Click here to read the release from the USGS (Jennifer LaVista):
A new study shows that mysterious cycles in salinity in the lower Colorado River are a result of precipitation patterns in the headwaters of the upper basin more than a thousand river miles away. The salinity levels generally repeat about every 10 years.
Beginning in the late 1970s, these decadal-scale salinity cycles were observed at monitoring locations on the lower Colorado River in the U.S., hampering the Bureau of Reclamation’s efforts to manage salinity in the river for delivery of water to Mexico to meet obligations under an international treaty.
The Colorado River provides water for more than 35 million people in the U.S. and 3 million in Mexico. The river also sustains agricultural production of food for millions in both countries. Mexico uses nearly all of its Colorado River allotment for irrigation. High salinity in irrigation water can reduce agricultural productivity and may preclude growing crops such as tomatoes and lettuce.
The new findings published in the Journal of Environmental Management were conducted by the USGS in cooperation with the Bureau of Reclamation.
“It’s important for Reclamation to be able to understand and forecast changes in salinity in the lower Colorado River as management actions may be required,” said Fred Tillman, lead author of the study. “Understanding the causes of the salinity cycles will provide Reclamation with about 4 years of advance notice on future changing salinity cycles in the lower river.”
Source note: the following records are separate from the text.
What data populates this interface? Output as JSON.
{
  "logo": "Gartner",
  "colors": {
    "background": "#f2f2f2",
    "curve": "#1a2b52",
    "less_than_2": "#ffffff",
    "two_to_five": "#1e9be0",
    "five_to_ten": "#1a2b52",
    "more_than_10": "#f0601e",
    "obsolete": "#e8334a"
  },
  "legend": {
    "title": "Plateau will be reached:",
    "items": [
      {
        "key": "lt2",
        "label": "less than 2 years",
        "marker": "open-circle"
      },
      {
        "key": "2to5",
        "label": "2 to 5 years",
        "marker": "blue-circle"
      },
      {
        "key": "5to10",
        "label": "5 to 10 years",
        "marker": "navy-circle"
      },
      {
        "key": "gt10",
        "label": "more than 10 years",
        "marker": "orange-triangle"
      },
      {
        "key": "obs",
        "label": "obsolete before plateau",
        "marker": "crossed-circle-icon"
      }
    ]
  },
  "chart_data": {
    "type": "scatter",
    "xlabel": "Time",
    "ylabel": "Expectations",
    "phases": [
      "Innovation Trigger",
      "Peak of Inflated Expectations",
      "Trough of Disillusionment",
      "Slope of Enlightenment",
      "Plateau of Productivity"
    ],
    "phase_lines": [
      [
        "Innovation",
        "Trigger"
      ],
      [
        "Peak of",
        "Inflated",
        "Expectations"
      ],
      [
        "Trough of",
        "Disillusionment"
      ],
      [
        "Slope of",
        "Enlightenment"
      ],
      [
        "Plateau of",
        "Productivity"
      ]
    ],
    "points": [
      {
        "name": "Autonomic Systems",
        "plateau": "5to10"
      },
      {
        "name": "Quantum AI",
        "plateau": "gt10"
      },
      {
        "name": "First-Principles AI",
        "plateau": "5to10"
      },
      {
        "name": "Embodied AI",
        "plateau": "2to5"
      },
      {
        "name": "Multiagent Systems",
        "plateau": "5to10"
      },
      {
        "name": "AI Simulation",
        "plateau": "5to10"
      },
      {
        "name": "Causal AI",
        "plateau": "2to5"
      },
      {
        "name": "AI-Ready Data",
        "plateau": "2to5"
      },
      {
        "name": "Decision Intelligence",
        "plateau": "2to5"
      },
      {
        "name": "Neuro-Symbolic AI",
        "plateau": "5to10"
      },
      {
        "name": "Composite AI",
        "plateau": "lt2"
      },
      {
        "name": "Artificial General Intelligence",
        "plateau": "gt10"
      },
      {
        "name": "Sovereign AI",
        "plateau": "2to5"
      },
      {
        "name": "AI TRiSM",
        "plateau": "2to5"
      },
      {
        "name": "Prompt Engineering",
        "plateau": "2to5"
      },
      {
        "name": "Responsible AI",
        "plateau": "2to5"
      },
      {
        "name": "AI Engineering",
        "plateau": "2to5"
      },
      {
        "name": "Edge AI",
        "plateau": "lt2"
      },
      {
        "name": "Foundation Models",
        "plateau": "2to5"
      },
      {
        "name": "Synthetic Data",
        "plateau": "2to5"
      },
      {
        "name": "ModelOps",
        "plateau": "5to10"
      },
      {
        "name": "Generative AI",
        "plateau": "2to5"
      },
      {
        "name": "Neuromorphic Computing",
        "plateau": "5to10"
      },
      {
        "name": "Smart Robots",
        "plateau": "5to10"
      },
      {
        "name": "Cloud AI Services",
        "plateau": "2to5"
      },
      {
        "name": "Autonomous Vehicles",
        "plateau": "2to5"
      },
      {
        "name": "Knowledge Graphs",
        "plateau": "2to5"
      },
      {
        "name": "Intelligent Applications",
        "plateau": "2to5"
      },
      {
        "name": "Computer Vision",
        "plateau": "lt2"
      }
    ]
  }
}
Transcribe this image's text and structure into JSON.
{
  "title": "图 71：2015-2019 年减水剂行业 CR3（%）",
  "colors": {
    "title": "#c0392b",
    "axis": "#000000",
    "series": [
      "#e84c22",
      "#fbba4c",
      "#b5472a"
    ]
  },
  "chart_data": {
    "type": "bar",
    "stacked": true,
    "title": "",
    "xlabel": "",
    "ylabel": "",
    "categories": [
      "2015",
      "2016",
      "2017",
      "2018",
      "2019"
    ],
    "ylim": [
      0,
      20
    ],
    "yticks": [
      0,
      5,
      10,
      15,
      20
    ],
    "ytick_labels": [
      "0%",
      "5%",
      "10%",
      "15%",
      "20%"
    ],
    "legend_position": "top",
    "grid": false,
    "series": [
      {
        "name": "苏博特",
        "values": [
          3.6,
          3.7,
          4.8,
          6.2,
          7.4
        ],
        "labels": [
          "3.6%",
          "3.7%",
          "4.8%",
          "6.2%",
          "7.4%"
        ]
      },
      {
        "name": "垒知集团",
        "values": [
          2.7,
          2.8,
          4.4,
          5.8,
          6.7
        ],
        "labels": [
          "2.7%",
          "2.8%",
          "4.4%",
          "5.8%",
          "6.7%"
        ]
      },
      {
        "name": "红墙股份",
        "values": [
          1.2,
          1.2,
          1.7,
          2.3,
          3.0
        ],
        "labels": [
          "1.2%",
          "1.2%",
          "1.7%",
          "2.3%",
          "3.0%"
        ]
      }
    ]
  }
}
USGS scientists tracked salinity cycles from the northern international boundary with Mexico, upstream through Lake Mead and the Grand Canyon, to Lees Ferry using extensive streamflow and water- chemistry datasets. Scientists first hypothesized that evaporation in Lake Powell may cause the cycles. However, evaluation of lake water levels, evaporation data and salinity results from Lake Powell eliminated the reservoir as the cause. Scientists continued their search even farther up the basin, finding that monitoring data from the Green, Colorado and San Juan Rivers in the upper basin all showed salinity cycles that were similar to those seen on the lower river. Cyclical patterns in precipitation in the upper basin were discovered to be causing the cyclical salinity patterns in the river that then travel downstream relatively unchanged.